How else is the sin of envy to this day manifesting itself in the Church? Look at homosexuals who want the rights & privileges which belong only to a legitimate marriage between a man and a woman as God instituted. (I'm a single man so I am not privy to those rights either). Look at women who want to be ordained as priests and corrupt the orthodoxy of the Church. This is nothing less than pure envy and it is precisely the behavior that Clement is scolding the church at Corinth for. Humans by nature are prone to this type of attitude in life so it should come as no surprise that it is happening now in the Church as it always has but in many Protestant churches it has passed from envious thoughts to corrupt deeds. (Corruption is the fruit of envy if not suppressed quickly as Clement is trying to do here).

Chapter 5

Catholics in particular love this chapter because Clement is so.... Catholic. Listen to what he says:
But not to dwell upon ancient examples, let us come to the most recent spiritual heroes. Let us take the noble examples furnished in our own generation. Through envy and jealousy, the greatest and most righteous pillars [of the Church] have been persecuted and put to death. Let us set before our eyes the illustrious apostles. Peter, through unrighteous envy, endured not one or two, but numerous labours, and when he had finally suffered martyrdom, departed to the place of glory due to him. Owing to envy, Paul also obtained the reward of patient endurance, after being seven times thrown into captivity, compelled to flee, and stoned.

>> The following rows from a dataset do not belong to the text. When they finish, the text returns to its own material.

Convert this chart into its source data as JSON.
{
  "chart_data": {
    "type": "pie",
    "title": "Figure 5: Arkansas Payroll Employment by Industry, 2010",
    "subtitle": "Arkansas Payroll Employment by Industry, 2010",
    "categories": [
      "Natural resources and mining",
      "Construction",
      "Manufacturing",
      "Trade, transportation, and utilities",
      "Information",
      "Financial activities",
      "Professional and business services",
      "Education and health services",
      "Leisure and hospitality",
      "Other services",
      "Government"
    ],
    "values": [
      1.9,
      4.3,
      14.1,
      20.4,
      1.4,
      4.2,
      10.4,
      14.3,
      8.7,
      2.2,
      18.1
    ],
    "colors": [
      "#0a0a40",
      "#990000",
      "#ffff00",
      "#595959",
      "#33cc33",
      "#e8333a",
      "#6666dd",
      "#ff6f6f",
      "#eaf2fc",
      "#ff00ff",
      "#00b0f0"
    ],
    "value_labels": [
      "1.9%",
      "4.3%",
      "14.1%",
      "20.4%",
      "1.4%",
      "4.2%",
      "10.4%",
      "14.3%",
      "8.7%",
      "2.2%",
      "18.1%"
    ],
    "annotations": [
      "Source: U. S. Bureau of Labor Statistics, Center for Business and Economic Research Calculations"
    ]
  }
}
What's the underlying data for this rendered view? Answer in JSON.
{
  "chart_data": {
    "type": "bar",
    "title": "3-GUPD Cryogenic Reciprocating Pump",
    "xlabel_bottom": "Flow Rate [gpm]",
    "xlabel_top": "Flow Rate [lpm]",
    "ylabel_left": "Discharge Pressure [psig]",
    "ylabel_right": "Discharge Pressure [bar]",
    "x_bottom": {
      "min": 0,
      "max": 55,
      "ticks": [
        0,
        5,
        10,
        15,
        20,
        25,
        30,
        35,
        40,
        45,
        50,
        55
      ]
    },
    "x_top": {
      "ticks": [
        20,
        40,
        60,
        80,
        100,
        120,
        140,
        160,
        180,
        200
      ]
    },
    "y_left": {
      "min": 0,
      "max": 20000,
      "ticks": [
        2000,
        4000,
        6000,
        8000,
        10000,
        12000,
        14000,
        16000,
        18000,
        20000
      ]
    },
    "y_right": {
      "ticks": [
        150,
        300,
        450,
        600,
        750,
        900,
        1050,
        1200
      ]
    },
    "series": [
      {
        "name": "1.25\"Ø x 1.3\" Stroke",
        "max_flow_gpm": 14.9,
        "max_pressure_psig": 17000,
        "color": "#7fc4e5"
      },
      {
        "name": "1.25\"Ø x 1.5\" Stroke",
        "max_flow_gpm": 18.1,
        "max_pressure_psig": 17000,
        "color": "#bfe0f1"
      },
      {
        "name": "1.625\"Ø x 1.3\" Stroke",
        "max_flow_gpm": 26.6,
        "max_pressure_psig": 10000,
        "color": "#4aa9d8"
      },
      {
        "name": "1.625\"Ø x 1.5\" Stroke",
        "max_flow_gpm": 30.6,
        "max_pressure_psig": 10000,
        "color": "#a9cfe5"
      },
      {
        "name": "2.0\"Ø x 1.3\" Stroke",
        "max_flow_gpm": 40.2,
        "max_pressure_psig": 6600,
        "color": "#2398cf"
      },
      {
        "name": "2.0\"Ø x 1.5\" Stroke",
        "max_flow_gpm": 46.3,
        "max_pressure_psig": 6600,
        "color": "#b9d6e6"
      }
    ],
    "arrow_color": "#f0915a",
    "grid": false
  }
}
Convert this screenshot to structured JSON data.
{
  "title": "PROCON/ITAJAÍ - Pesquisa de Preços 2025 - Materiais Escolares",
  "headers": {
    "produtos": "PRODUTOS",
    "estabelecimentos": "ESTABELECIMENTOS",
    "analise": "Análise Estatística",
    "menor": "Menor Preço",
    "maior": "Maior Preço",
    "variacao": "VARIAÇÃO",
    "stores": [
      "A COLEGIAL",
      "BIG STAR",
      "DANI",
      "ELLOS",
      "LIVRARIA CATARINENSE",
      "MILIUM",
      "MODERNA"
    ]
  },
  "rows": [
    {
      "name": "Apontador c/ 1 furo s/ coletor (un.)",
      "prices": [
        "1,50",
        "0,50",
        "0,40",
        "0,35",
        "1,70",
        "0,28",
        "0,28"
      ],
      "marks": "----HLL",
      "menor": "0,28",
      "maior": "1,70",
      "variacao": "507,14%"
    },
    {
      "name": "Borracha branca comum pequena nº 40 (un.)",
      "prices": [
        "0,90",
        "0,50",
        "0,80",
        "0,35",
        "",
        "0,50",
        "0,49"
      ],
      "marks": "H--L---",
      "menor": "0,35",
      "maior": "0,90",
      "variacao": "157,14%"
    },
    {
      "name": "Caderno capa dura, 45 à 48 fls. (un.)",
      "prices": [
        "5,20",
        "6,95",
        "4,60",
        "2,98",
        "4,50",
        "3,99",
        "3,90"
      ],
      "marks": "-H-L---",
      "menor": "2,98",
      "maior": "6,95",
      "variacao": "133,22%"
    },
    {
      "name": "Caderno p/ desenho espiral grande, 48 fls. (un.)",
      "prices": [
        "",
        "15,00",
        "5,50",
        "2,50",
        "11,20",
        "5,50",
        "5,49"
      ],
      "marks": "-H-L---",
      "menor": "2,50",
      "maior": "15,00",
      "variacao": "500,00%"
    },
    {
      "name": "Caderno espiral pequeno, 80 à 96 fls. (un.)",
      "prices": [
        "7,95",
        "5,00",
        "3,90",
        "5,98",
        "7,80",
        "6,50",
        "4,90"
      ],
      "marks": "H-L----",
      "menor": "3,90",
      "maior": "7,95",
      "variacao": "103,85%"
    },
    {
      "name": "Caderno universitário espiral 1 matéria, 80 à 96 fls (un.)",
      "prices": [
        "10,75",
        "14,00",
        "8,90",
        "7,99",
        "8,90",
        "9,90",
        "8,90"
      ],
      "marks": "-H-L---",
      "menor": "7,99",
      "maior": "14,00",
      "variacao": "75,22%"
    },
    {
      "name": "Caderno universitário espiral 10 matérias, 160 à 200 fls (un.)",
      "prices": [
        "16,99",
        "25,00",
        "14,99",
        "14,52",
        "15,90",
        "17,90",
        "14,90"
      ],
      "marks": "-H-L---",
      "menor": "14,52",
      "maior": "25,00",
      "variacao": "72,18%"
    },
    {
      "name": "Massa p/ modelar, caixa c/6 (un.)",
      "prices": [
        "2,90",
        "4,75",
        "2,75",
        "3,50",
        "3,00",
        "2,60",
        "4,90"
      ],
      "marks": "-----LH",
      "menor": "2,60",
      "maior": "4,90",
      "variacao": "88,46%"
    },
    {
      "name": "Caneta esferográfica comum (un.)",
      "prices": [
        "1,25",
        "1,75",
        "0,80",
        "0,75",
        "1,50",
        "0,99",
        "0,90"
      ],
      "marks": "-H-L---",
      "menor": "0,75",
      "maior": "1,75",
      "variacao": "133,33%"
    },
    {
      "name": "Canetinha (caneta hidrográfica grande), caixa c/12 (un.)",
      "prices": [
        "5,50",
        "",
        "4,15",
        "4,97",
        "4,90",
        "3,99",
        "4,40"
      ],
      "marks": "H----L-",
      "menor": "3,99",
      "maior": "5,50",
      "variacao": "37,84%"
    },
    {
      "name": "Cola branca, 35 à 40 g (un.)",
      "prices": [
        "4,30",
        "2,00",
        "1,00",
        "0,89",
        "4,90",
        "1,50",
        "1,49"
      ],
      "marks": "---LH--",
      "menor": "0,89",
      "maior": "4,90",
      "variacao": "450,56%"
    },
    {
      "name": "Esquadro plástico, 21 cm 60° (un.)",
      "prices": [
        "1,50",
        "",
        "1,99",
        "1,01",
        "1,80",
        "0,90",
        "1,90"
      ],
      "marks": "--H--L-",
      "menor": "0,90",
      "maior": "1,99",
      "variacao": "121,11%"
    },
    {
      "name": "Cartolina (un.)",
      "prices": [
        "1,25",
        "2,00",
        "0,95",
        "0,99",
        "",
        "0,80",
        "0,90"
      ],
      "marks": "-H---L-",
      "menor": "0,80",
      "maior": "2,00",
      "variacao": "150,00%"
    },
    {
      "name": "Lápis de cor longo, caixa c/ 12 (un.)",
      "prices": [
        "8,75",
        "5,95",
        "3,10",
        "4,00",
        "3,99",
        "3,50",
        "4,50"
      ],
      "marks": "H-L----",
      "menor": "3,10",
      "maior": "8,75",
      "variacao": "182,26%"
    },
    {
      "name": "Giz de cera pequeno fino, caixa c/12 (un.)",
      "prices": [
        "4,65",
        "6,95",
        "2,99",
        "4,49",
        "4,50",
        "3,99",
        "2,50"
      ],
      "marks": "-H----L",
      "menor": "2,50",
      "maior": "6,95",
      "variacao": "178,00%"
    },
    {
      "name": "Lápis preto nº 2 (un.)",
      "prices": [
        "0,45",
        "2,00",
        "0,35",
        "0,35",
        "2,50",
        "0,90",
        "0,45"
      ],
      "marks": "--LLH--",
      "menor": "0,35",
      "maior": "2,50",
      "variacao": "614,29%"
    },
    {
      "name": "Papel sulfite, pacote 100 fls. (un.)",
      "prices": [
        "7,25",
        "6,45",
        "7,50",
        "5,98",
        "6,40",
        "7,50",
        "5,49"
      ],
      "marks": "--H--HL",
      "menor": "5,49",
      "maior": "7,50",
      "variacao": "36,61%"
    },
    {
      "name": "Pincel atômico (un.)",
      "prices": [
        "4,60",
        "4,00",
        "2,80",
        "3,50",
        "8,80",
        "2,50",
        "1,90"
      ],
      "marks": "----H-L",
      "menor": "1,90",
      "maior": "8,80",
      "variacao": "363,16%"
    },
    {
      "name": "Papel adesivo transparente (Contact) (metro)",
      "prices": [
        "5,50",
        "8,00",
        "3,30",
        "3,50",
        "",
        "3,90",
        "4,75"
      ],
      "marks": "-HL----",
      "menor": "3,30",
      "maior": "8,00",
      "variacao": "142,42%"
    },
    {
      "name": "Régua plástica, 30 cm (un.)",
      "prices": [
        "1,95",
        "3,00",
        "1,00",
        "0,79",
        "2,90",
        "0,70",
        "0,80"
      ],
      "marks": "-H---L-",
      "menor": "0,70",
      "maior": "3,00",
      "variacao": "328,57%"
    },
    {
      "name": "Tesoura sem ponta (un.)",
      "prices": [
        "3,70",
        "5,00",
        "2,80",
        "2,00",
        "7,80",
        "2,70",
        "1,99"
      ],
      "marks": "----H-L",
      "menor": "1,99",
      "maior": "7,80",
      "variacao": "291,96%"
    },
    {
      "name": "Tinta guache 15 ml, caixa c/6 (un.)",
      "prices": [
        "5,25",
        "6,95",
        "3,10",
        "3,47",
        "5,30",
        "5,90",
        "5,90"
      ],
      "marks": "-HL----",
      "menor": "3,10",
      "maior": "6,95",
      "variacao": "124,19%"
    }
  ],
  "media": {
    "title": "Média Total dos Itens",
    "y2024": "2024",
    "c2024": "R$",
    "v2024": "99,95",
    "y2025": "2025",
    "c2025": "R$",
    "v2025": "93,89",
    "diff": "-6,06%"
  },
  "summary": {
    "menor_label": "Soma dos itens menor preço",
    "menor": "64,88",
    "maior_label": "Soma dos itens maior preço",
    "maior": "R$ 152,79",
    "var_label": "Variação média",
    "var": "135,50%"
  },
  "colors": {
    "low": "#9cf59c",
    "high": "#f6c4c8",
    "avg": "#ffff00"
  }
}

Here he calls Peter & Paul 'the greatest and most righteous pillars of the church' and mentions Peter first.

Chapter 6

He goes on to talk about various martyrs of the faith. This was a very short chapter and we basically just talked about the cost some of the 'heroes of the faith' had to pay in order to follow Christ. We too may one day have to pay such a cost. We should consider ourselves lucky (as the apostles did) if we are counted worthy to suffer for the cause of Christ.